Squeeze Out - diverse Verfahren / European Lithium / In eigener Sache

Squeeze Out Constantia  Packaging

Nach mehr als acht Jahren liegt jetzt das zweite Ergänzungsgutachten des vom  Gremium beauftragten Sachverständigen vor. Die lange Dauer des Verfahrens ist auf die Vielzahl von Vorbringen und die Berücksichtigung der Informationen aus dem in den USA geführten  „Discovery“-Verfahren zurückzuführen. Das nun vorliegende Ergebnis von 75,67 EUR (Stichtag 24.8.2010) ist mehr als peinlich für das damalige Management  und  die Bewertungsgutachter, die einen Abfindungspreis von 47,00 EUR/Aktie als fair und angemessen bestätigt haben. Die Erhöhung von über 60 Prozent berücksichtigt noch nicht die hohen Kosten des Verfahren und die  Zinsen.

 

Squeeze Out-Verfahren BDI, BEKO, Ecobusiness, VKW

Von Seiten der Antragsteller liegen realistische, ausgewogene Vergleichsvorschläge vor. Die Akzeptanz seitens der betroffenen Unternehmen liegt noch nicht vor.
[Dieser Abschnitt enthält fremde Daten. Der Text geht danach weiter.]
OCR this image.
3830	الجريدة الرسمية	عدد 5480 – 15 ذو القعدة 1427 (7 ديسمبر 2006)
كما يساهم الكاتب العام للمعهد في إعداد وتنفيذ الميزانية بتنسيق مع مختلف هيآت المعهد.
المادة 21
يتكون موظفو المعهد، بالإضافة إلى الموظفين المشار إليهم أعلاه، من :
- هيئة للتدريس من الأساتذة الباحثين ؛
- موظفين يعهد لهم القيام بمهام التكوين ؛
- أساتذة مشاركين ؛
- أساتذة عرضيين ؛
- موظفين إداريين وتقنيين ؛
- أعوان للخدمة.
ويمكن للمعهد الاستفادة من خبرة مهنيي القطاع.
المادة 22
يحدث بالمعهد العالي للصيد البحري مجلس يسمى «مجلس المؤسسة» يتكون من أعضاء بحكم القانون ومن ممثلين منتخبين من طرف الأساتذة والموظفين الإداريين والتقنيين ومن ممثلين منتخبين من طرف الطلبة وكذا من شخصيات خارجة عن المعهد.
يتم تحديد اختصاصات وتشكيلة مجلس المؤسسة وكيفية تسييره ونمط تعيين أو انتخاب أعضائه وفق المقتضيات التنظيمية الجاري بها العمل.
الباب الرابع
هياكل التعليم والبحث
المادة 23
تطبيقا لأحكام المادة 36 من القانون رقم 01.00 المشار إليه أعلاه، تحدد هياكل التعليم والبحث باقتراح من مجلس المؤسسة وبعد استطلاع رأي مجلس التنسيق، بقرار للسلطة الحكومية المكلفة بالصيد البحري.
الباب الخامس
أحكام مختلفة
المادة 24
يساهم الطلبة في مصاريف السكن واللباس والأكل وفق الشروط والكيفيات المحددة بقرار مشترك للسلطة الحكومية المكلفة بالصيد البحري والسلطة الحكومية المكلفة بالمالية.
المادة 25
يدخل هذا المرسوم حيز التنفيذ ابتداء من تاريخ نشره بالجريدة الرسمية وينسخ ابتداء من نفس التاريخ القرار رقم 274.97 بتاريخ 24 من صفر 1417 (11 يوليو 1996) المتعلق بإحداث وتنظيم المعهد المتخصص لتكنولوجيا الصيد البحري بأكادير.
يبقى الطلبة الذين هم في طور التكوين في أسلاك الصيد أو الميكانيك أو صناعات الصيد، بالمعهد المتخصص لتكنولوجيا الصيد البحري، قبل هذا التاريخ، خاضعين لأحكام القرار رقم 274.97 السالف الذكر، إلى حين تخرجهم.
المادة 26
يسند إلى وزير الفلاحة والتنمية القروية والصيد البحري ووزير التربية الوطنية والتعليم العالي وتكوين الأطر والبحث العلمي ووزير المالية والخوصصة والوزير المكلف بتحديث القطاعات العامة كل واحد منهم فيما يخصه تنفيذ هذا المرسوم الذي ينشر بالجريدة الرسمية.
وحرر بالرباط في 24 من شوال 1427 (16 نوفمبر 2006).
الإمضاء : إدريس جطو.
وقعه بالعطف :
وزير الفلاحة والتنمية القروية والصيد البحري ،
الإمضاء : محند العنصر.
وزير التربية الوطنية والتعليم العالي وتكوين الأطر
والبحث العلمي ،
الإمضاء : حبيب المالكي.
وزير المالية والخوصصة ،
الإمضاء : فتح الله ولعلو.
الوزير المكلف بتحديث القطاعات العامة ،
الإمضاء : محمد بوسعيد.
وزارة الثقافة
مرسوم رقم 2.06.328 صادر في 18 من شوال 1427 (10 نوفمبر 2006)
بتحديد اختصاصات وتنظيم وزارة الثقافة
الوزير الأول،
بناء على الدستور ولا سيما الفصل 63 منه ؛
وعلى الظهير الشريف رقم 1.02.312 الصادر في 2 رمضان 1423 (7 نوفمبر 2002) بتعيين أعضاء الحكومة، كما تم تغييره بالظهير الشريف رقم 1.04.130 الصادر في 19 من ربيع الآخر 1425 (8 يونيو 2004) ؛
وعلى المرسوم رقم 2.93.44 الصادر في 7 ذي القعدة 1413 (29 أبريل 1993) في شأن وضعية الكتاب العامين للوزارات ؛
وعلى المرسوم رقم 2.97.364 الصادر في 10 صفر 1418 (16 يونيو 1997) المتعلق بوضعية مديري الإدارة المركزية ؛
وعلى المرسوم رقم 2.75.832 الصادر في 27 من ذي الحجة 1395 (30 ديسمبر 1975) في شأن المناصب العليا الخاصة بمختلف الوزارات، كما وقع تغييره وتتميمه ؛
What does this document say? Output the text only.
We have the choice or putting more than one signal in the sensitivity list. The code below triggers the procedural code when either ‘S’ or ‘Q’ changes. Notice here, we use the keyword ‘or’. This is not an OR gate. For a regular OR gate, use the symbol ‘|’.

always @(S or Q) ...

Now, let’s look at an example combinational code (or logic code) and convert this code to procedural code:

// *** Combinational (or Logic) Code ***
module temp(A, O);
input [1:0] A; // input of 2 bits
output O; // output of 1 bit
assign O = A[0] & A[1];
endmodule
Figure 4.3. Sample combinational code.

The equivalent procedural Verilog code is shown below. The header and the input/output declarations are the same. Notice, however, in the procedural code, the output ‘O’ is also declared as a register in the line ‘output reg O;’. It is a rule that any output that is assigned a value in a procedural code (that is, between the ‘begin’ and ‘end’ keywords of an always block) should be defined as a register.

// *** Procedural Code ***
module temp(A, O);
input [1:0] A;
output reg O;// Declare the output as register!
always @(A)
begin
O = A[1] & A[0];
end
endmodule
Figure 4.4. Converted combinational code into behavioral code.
Von einer Fortsetzung des Überprüfungsverfahrens profitieren in erster Linie die involvierten Berater und Rechtsanwälte, da die Kosten – unabhängig vom Ausgang des Verfahrens – bisher immer von den Unternehmen zu tragen sind.

 

Squeeze Out Schlumberger, Conwert, C-Quadrat, PLaut, BUWOG

Es wurden noch keine Verhandlungen ausgeschrieben. Bei BUWOG, auf deren Hauptversammlung am 2.10.2018 dieser Beschluss gefasst wurde, kann erst nach Eintragung des Gesellschafterausschlusses in das Firmenbuch ein Antrag auf Überprüfung der Barabfindung gestellt werden.

 

Squeeze Out MIBA

Auf Basis von Bewertungsgutachten, die den Wert der Aktie mit rund 530 EUR ermittelt haben, wurden in einem Übernahmeverfahren 565 EUR je Aktie bezahlt. Unmittelbar darnach erfolgte ein Gesellschafterausschluss. Im Überprüfungsverfahren drückte MIBA mit Hilfe des „Gemeinsamen Vertreters“ einen Teilvergleich ohne weitere Gutachten mit einem Abfindungspreis von 699 EUR – entspricht einer Steigerung von 24 Prozent – durch plus einer exorbitant hohe Kostenvergütung von bis zu 100.000 EUR pro Antragsteller für einen Antrag und den Besuch einer Verhandlung. Ich sehe darin eine gravierende Verletzung des „Erga omnes“ – Grundsatzes, d.h. der Gleichbehandlung der Aktionäre. Das widerspricht einer fairen Behandlung der Aktionäre, die im Vertrauen auf den bis dahin guten Ruf des MIBA-Konzerns das ursprüngliche Angebot von 565 EUR angenommen haben.

 

European Lithium

Die Aktien notieren zu wenigen Eurocents an der Wiener Börse. Lithium ist ein wichtiger Rohstoff für die Batterienproduktion. Die bisher vorliegenden und mehrfach an den IVA herangetragenen Informationen sollen für potentielle Aktionäre und vor allem für Förderstellen und das Land Kärnten eine ernst zu nehmende Warnung sein und für eine kritische Beurteilung dieses Projektes sprechen.

 

In eigener Sache

In den nächsten Tagen wird ein Artikel, den ich gemeinsam mit RA Dr. Verena Brauner verfasst habe, zu dem Thema „Ausschüttungspolitik und Vergütungen 2017“ in der Fachzeitschrift „Aufsichtsrat aktuell“ vom Linde Verlag erscheinen.